DisCo:現實世界中參照人體舞蹈生成的解耦控制
DisCo: Disentangled Control for Referring Human Dance Generation in Real World
June 30, 2023
作者: Tan Wang, Linjie Li, Kevin Lin, Chung-Ching Lin, Zhengyuan Yang, Hanwang Zhang, Zicheng Liu, Lijuan Wang
cs.AI
摘要
生成式人工智慧在電腦視覺領域已取得重大進展,尤其在基於文字描述的圖像/影片合成方面。儘管技術不斷進步,但在以人為核心的內容生成(如舞蹈合成)領域仍面臨挑戰。現有的舞蹈合成方法難以彌合合成內容與真實舞蹈場景之間的差距。本文定義了一個新問題設定:參照人體舞蹈生成,專注於真實舞蹈場景的三個關鍵特性:(i) 還原度:合成內容需保留參考圖像中人物前景與背景的外觀特徵,並精準遵循目標姿態;(ii) 泛化性:模型應能適應未見過的人物主體、背景和姿勢;(iii) 組合性:能靈活組合來自不同來源的已見/未見人物、背景與姿勢。
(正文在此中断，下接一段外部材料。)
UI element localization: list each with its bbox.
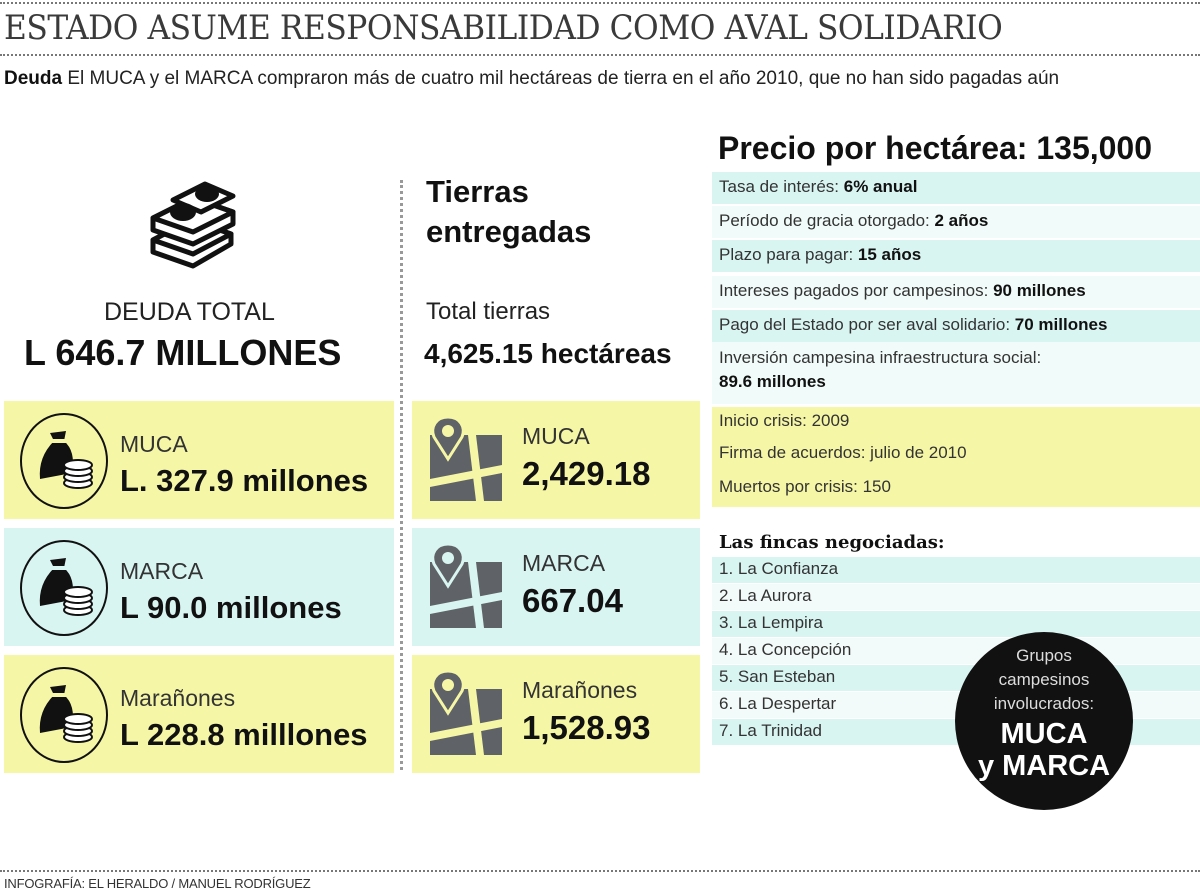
badge-big2: y MARCA (977, 750, 1111, 782)
finca-item: 1. La Confianza (712, 557, 1200, 583)
map-pin-icon (430, 542, 502, 628)
footer-rule (0, 870, 1200, 872)
lede-bold: Deuda (4, 68, 63, 89)
finca-item: 3. La Lempira (712, 611, 1200, 637)
fact-value: 6% anual (843, 177, 918, 196)
money-bag-icon (20, 413, 108, 509)
lands-title-line1: Tierras (426, 174, 529, 209)
group-land-value: 1,528.93 (522, 709, 651, 746)
fact-label: Inversión campesina infraestructura soci… (719, 348, 1042, 367)
group-land-value: 667.04 (522, 582, 623, 619)
group-debt-value: L. 327.9 millones (120, 463, 369, 498)
fact-value: 70 millones (1014, 315, 1108, 334)
crisis-start: Inicio crisis: 2009 (719, 411, 850, 430)
group-land-value: 2,429.18 (522, 455, 651, 492)
badge-big1: MUCA (1000, 718, 1088, 750)
fact-value: 89.6 millones (719, 372, 826, 391)
debt-total-value: L 646.7 MILLONES (24, 332, 342, 373)
fact-label: Pago del Estado por ser aval solidario: (719, 315, 1015, 334)
land-card-marca: MARCA 667.04 (412, 528, 700, 646)
money-bag-icon (20, 540, 108, 636)
crisis-deaths: Muertos por crisis: 150 (719, 477, 891, 496)
finca-item: 4. La Concepción (712, 638, 1200, 664)
group-name: MUCA (120, 431, 188, 457)
crisis-box: Inicio crisis: 2009 Firma de acuerdos: j… (712, 407, 1200, 507)
crisis-agreement: Firma de acuerdos: julio de 2010 (719, 443, 967, 462)
fact-value: 90 millones (993, 281, 1086, 300)
lede-text: El MUCA y el MARCA compraron más de cuat… (62, 68, 1060, 89)
lands-total-label: Total tierras (426, 298, 551, 325)
money-bag-icon (20, 667, 108, 763)
credit: INFOGRAFÍA: EL HERALDO / MANUEL RODRÍGUE… (4, 876, 311, 891)
debt-card-marca: MARCA L 90.0 millones (4, 528, 394, 646)
map-pin-icon (430, 415, 502, 501)
group-debt-value: L 228.8 milllones (120, 717, 368, 752)
column-divider (400, 180, 403, 770)
fact-row: Pago del Estado por ser aval solidario: … (712, 310, 1200, 342)
fact-row: Intereses pagados por campesinos: 90 mil… (712, 276, 1200, 308)
fact-row: Inversión campesina infraestructura soci… (712, 342, 1200, 404)
title-rule (0, 54, 1200, 56)
fact-label: Plazo para pagar: (719, 245, 858, 264)
fincas-title: Las fincas negociadas: (719, 532, 945, 553)
cash-stack-icon (145, 178, 241, 270)
finca-item: 2. La Aurora (712, 584, 1200, 610)
group-name: Marañones (522, 677, 638, 703)
map-pin-icon (430, 669, 502, 755)
fact-value: 2 años (934, 211, 989, 230)
group-debt-value: L 90.0 millones (120, 590, 342, 625)
fact-row: Plazo para pagar: 15 años (712, 240, 1200, 272)
groups-badge: Grupos campesinos involucrados: MUCA y M… (955, 632, 1133, 810)
page-title: ESTADO ASUME RESPONSABILIDAD COMO AVAL S… (4, 8, 1003, 48)
group-name: MARCA (522, 550, 606, 576)
lands-title-line2: entregadas (426, 214, 592, 249)
debt-total-label: DEUDA TOTAL (104, 298, 275, 326)
debt-card-muca: MUCA L. 327.9 millones (4, 401, 394, 519)
fact-row: Período de gracia otorgado: 2 años (712, 206, 1200, 238)
fact-label: Período de gracia otorgado: (719, 211, 935, 230)
badge-line2: campesinos (998, 670, 1090, 689)
group-name: Marañones (120, 685, 236, 711)
fact-value: 15 años (857, 245, 922, 264)
fact-row: Tasa de interés: 6% anual (712, 172, 1200, 204)
lands-total-value: 4,625.15 hectáreas (424, 338, 672, 369)
price-title: Precio por hectárea: 135,000 (718, 130, 1153, 166)
lands-title: Tierras entregadas (426, 172, 591, 252)
fact-label: Tasa de interés: (719, 177, 844, 196)
group-name: MARCA (120, 558, 204, 584)
badge-line3: involucrados: (993, 694, 1095, 713)
badge-line1: Grupos (1016, 646, 1072, 665)
top-rule (0, 2, 1200, 4)
fact-label: Intereses pagados por campesinos: (719, 281, 994, 300)
debt-card-maranones: Marañones L 228.8 milllones (4, 655, 394, 773)
group-name: MUCA (522, 423, 590, 449)
lede: Deuda El MUCA y el MARCA compraron más d… (4, 66, 1164, 92)
land-card-muca: MUCA 2,429.18 (412, 401, 700, 519)
land-card-maranones: Marañones 1,528.93 (412, 655, 700, 773)
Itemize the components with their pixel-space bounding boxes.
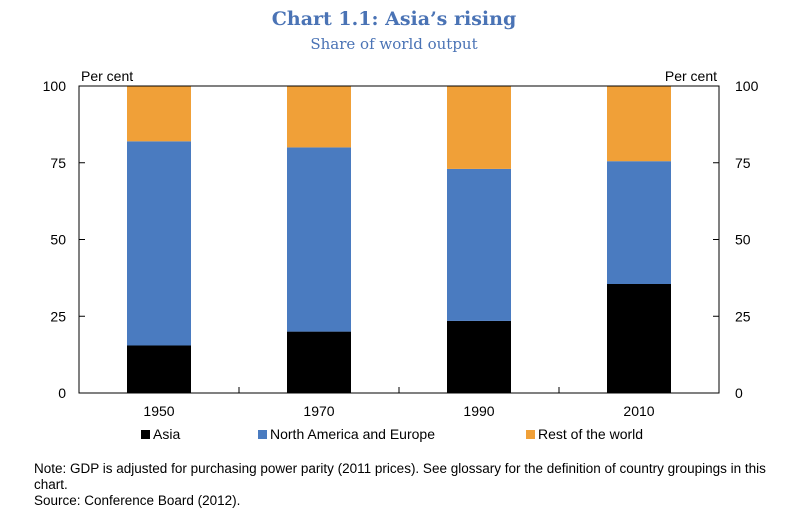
bar-2010-asia [607, 284, 671, 393]
note-text: Note: GDP is adjusted for purchasing pow… [34, 461, 766, 492]
source-text: Source: Conference Board (2012). [34, 493, 241, 508]
stacked-bar-chart: 1950 1970 1990 2010 0 0 25 25 50 50 75 75 100 100 Per… [43, 68, 759, 419]
y-tick-label-left-0: 0 [58, 385, 66, 401]
footnote: Note: GDP is adjusted for purchasing pow… [34, 461, 774, 509]
bar-1950-rest-of-the-world [127, 86, 191, 142]
legend-swatch-asia [141, 430, 150, 439]
legend-label-asia: Asia [153, 426, 181, 442]
x-tick-label-2010: 2010 [623, 403, 654, 419]
chart-subtitle: Share of world output [310, 35, 478, 53]
y-tick-label-right-75: 75 [735, 155, 751, 171]
bar-1990-rest-of-the-world [447, 86, 511, 169]
y-tick-label-left-50: 50 [50, 232, 66, 248]
legend-swatch-rest-of-world [526, 430, 535, 439]
y-axis-label-left: Per cent [81, 68, 133, 84]
legend-swatch-north-america-europe [258, 430, 267, 439]
bar-2010-rest-of-the-world [607, 86, 671, 162]
x-tick-label-1990: 1990 [463, 403, 494, 419]
y-tick-label-right-50: 50 [735, 232, 751, 248]
legend-label-north-america-europe: North America and Europe [270, 426, 435, 442]
legend-item-rest-of-world: Rest of the world [526, 426, 643, 442]
legend: Asia North America and Europe Rest of th… [0, 426, 788, 446]
bar-1970-north-america-and-europe [287, 147, 351, 332]
bar-1950-north-america-and-europe [127, 141, 191, 346]
bar-1990-asia [447, 320, 511, 393]
y-axis-label-right: Per cent [665, 68, 717, 84]
bars-group [127, 86, 671, 393]
y-tick-label-left-100: 100 [43, 78, 67, 94]
y-tick-label-right-0: 0 [735, 385, 743, 401]
bar-1970-rest-of-the-world [287, 86, 351, 148]
y-tick-label-right-25: 25 [735, 308, 751, 324]
axis-ticks: 1950 1970 1990 2010 0 0 25 25 50 50 75 75 100 100 [43, 78, 759, 419]
bar-1990-north-america-and-europe [447, 168, 511, 321]
y-tick-label-left-25: 25 [50, 308, 66, 324]
legend-item-north-america-europe: North America and Europe [258, 426, 435, 442]
bar-1970-asia [287, 331, 351, 393]
y-tick-label-right-100: 100 [735, 78, 759, 94]
y-tick-label-left-75: 75 [50, 155, 66, 171]
x-tick-label-1950: 1950 [143, 403, 174, 419]
legend-label-rest-of-world: Rest of the world [538, 426, 644, 442]
chart-title: Chart 1.1: Asia’s rising [271, 8, 517, 30]
bar-2010-north-america-and-europe [607, 161, 671, 284]
legend-item-asia: Asia [141, 426, 180, 442]
bar-1950-asia [127, 345, 191, 393]
x-tick-label-1970: 1970 [303, 403, 334, 419]
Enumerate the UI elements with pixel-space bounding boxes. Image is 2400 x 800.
為解決這些難題,我們提出創新方法DISCO,其特色包括:採用具解耦控制的新型模型架構以提升舞蹈合成的還原度與組合性,並通過有效的人物屬性預訓練增強對未見人物的泛化能力。大量定性與定量實驗結果表明,DISCO能生成具有多樣外觀與靈活動作的高品質人體舞蹈圖像及影片。程式碼、演示、影片與視覺化結果請參見:https://disco-dance.github.io/。
English
Generative AI has made significant strides in computer vision, particularly
in image/video synthesis conditioned on text descriptions. Despite the
advancements, it remains challenging especially in the generation of
human-centric content such as dance synthesis. Existing dance synthesis methods
struggle with the gap between synthesized content and real-world dance
scenarios. In this paper, we define a new problem setting: Referring Human
Dance Generation, which focuses on real-world dance scenarios with three
important properties: (i) Faithfulness: the synthesis should retain the
appearance of both human subject foreground and background from the reference
image, and precisely follow the target pose; (ii) Generalizability: the model
should generalize to unseen human subjects, backgrounds, and poses; (iii)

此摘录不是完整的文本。